Fortunately, there were people who were willing to stand up and be counted on my side too:
One more thing: The Holocaust Memorial Day website has an image entitled “The ten stages of genocide”, which I’ll reproduce below:
As you can see, the Conservatives are well on their way with their genocide of people with illnesses and disabilities.
Stage One – Classification, Stage Four – Dehumanisation and Stage Six – Polarisation have already been implemented, with government and their tame media encouraging their supporters to ostracise those who have long-term illnesses and/or disabilities, and to refer to them as “scroungers”, “skivers” and worse. The Tories have the Daily Mail, among other rags, to spread their hate.
Attempts have been made at Stage Two – Symbolisation, with the bid to make disabled people wear badges on the London Underground. On the face of it, this was to allow them access to facilities for the disabled, but advocates for disabled people warned that it would make them targets for people who had been indoctrinated with the hatred symbolised by Stage One and Stage Four.
Stage Three – Discrimination is exactly why the United Nations criticised the UK government several years ago. The government was found guilty of “grave or systematic violations of the rights of persons with disabilities”.
Stage Five – Organisation is covered by the Department for Work and Pensions. You see, violence doesn’t have to be carried out with guns these days – it can be done with a keystroke when a benefit claimant is deprived of their allowance. The assessment system for ESA and PIP assumes either that illness and/or disability is all in the mind, or that the claimant is trying to avoid working for a living, and current information has it that the government wants to clear 80 per cent of claimants from the benefit books.
Deprived of their means of survival, sick/disabled people are left to their own devices. They can’t claim Jobseekers’ Allowance – as directed by the DWP – because they would be sanctioned very quickly when their illness made it impossible for them to meet one or more of the conditions required of someone searching for a job. So they starve to death like David Clapson, or commit suicide, like Michael O’Sullivan, and the government can deny any responsibility, in accordance with Stage Ten – Denial.
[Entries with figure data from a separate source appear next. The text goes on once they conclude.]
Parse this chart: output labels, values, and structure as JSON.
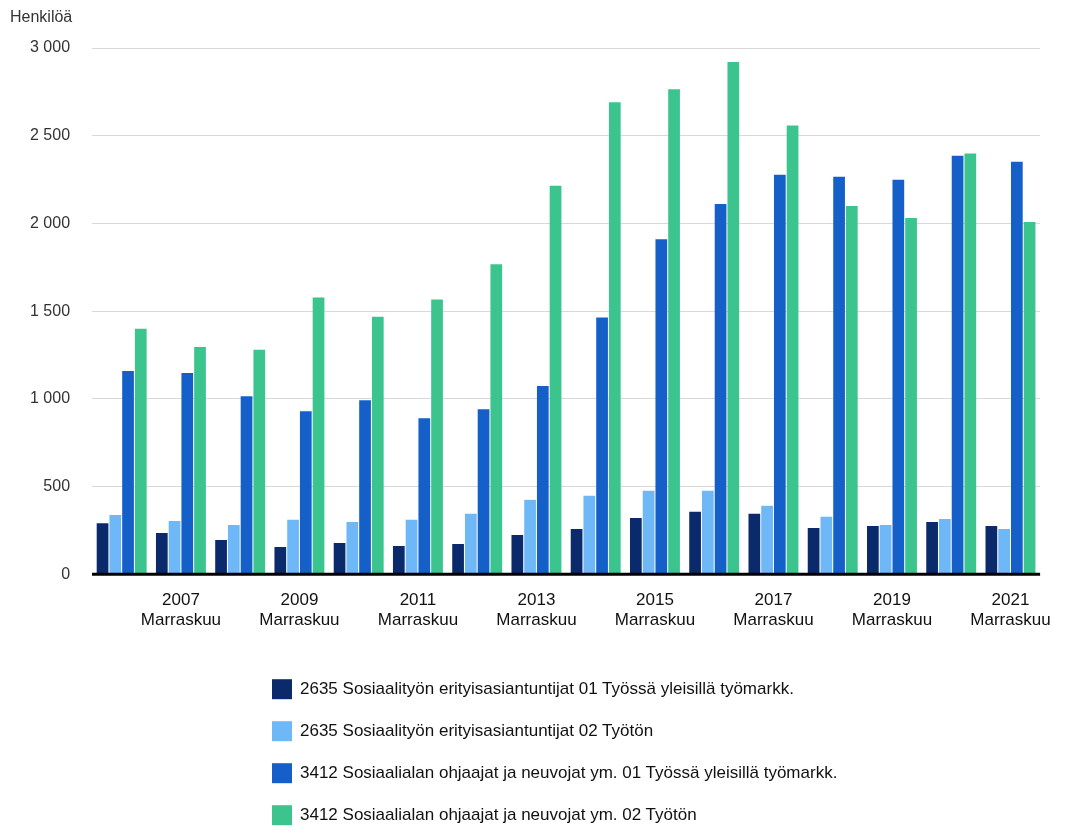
{
  "chart_data": {
    "type": "bar",
    "ylabel": "Henkilöä",
    "categories": [
      null,
      "2007\nMarraskuu",
      null,
      "2009\nMarraskuu",
      null,
      "2011\nMarraskuu",
      null,
      "2013\nMarraskuu",
      null,
      "2015\nMarraskuu",
      null,
      "2017\nMarraskuu",
      null,
      "2019\nMarraskuu",
      null,
      "2021\nMarraskuu"
    ],
    "series": [
      {
        "name": "2635 Sosiaalityön erityisasiantuntijat 01 Työssä yleisillä työmarkk.",
        "color": "#0b2a6b",
        "values": [
          290,
          235,
          195,
          155,
          178,
          161,
          172,
          224,
          258,
          321,
          356,
          344,
          264,
          275,
          298,
          275
        ]
      },
      {
        "name": "2635 Sosiaalityön erityisasiantuntijat 02 Työtön",
        "color": "#6fb8f7",
        "values": [
          338,
          304,
          281,
          310,
          298,
          310,
          344,
          424,
          447,
          476,
          476,
          390,
          327,
          281,
          315,
          258
        ]
      },
      {
        "name": "3412 Sosiaalialan ohjaajat ja neuvojat ym. 01 Työssä yleisillä työmarkk.",
        "color": "#1560c8",
        "values": [
          1159,
          1147,
          1015,
          929,
          992,
          889,
          941,
          1073,
          1463,
          1910,
          2111,
          2277,
          2266,
          2249,
          2386,
          2352
        ]
      },
      {
        "name": "3412 Sosiaalialan ohjaajat ja neuvojat ym. 02 Työtön",
        "color": "#3cc48f",
        "values": [
          1400,
          1296,
          1279,
          1577,
          1468,
          1566,
          1767,
          2214,
          2690,
          2765,
          2920,
          2558,
          2099,
          2031,
          2398,
          2008
        ]
      }
    ],
    "ylim": [
      0,
      3000
    ],
    "yticks": [
      {
        "value": 0,
        "label": "0"
      },
      {
        "value": 500,
        "label": "500"
      },
      {
        "value": 1000,
        "label": "1 000"
      },
      {
        "value": 1500,
        "label": "1 500"
      },
      {
        "value": 2000,
        "label": "2 000"
      },
      {
        "value": 2500,
        "label": "2 500"
      },
      {
        "value": 3000,
        "label": "3 000"
      }
    ],
    "grid": "y",
    "legend": "bottom"
  }
}
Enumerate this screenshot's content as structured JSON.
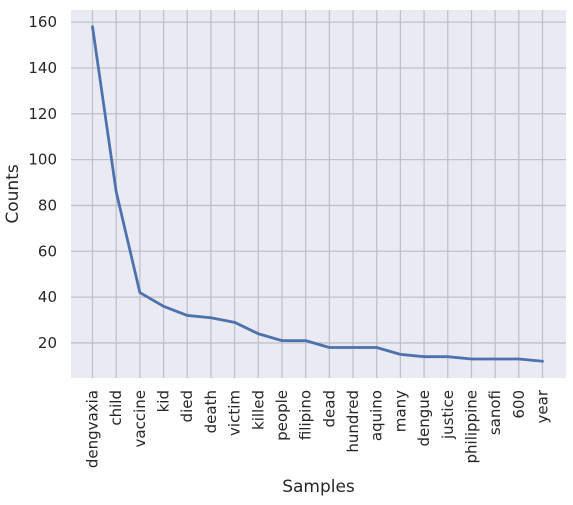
{
  "chart_data": {
    "type": "line",
    "title": "",
    "xlabel": "Samples",
    "ylabel": "Counts",
    "categories": [
      "dengvaxia",
      "child",
      "vaccine",
      "kid",
      "died",
      "death",
      "victim",
      "killed",
      "people",
      "filipino",
      "dead",
      "hundred",
      "aquino",
      "many",
      "dengue",
      "justice",
      "philippine",
      "sanofi",
      "600",
      "year"
    ],
    "series": [
      {
        "values": [
          158,
          86,
          42,
          36,
          32,
          31,
          29,
          24,
          21,
          21,
          18,
          18,
          18,
          15,
          14,
          14,
          13,
          13,
          13,
          12
        ]
      }
    ],
    "yticks": [
      20,
      40,
      60,
      80,
      100,
      120,
      140,
      160
    ],
    "ylim": [
      4.7,
      165.3
    ],
    "grid": true,
    "colors": {
      "background": "#eaeaf2",
      "grid": "#c0c0c8",
      "line": "#4c72b0"
    }
  }
}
We have already seen the Conservatives deny any wrong-doing to the United Nations; we know they do not collect information about the well-being of former sickness and disability benefit claimants who have been cut off by their cruel assessment system.
That’s how the Tory genocide of the sick and disabled works. If you denied it before reading this article, please reconsider your position.
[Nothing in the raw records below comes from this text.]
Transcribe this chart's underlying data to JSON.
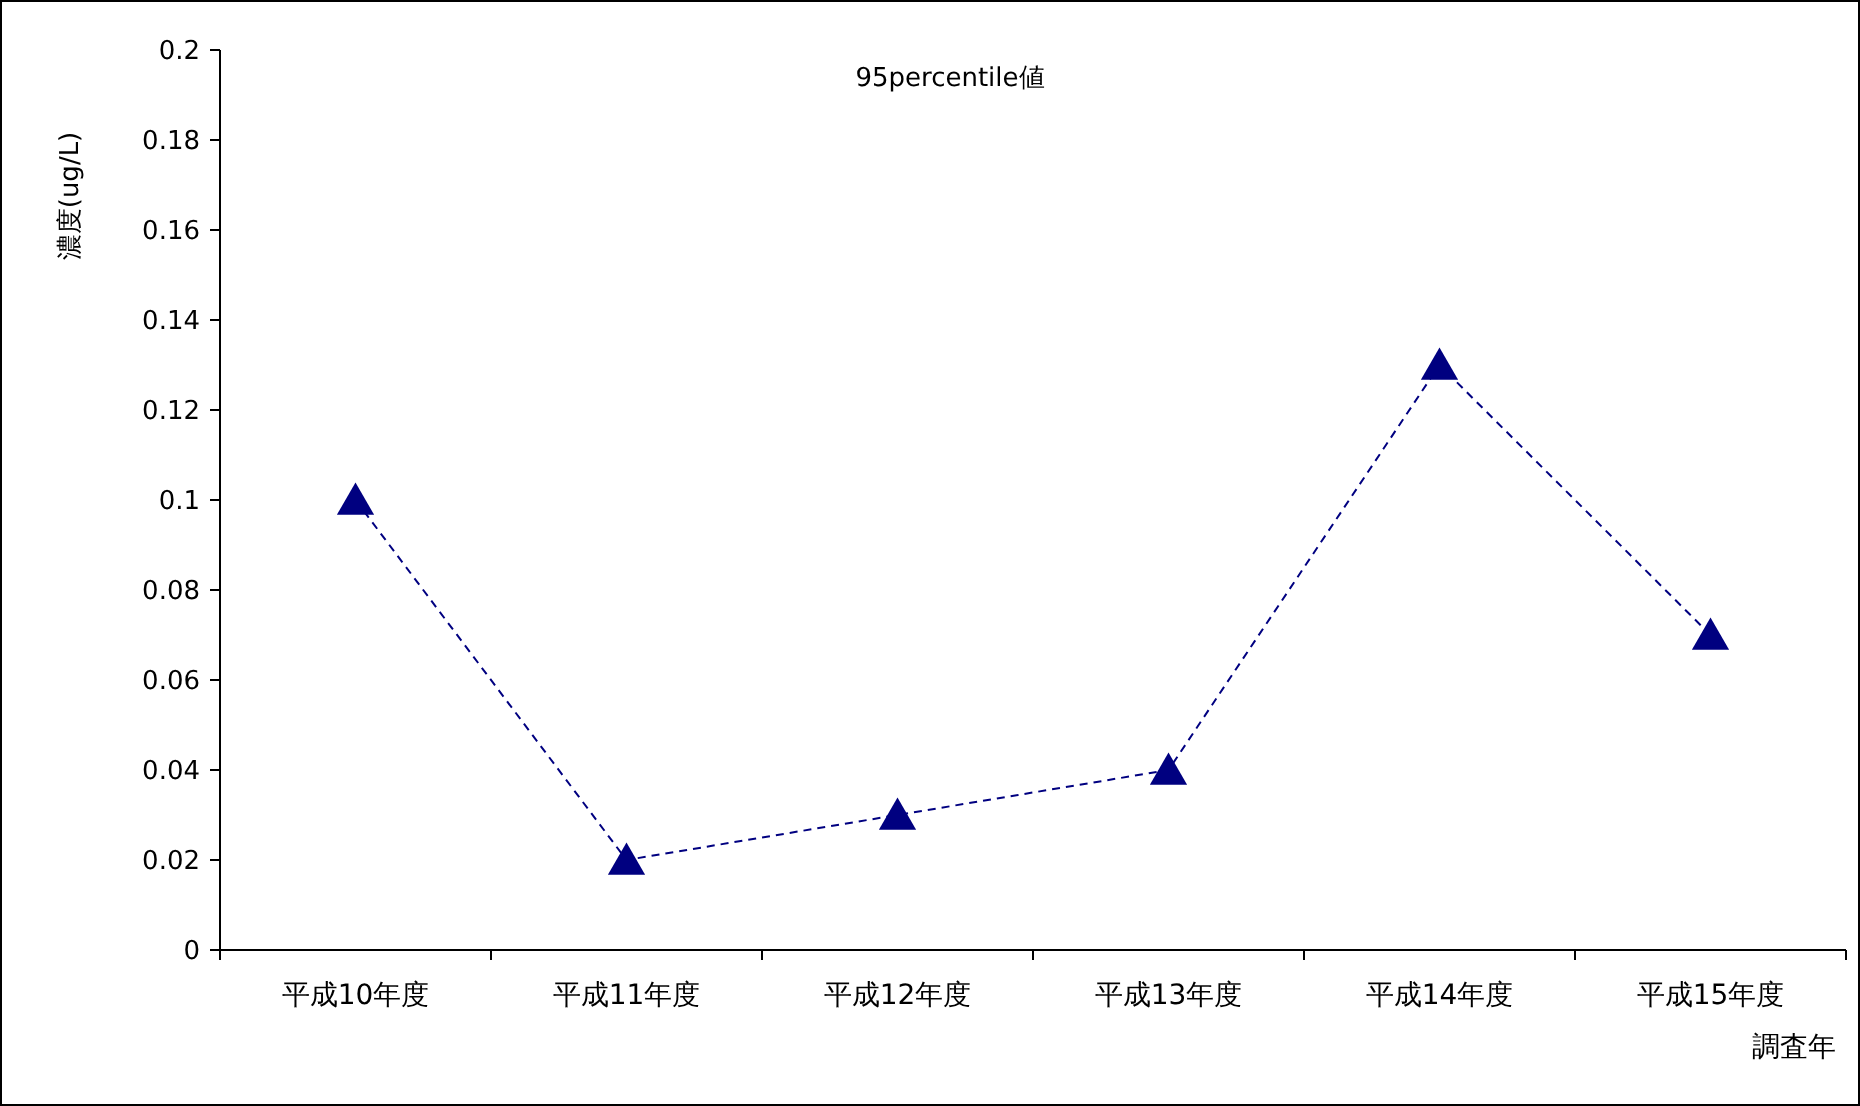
{
  "chart_data": {
    "type": "line",
    "title": "95percentile値",
    "ylabel": "濃度(ug/L)",
    "xlabel": "調査年",
    "categories": [
      "平成10年度",
      "平成11年度",
      "平成12年度",
      "平成13年度",
      "平成14年度",
      "平成15年度"
    ],
    "series": [
      {
        "color": "#000080",
        "values": [
          0.1,
          0.02,
          0.03,
          0.04,
          0.13,
          0.07
        ]
      }
    ],
    "ylim": [
      0,
      0.2
    ],
    "yticks": [
      0,
      0.02,
      0.04,
      0.06,
      0.08,
      0.1,
      0.12,
      0.14,
      0.16,
      0.18,
      0.2
    ],
    "grid": false,
    "marker": "triangle",
    "line_style": "dashed"
  }
}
The phrase most commonly associated with the Holocaust inflicted by the Nazis is “Never again”.
The fact is, since 1945, such events have happened again and again.
It is outrageous that I should be vilified for pointing it out.
Postscript: Believe it or not, I received the following after publishing this article:
“People die – it’s the way of the world” has to be one of the most sickening attempts to justify the Tory persecution of sick and disabled people that I have yet seen.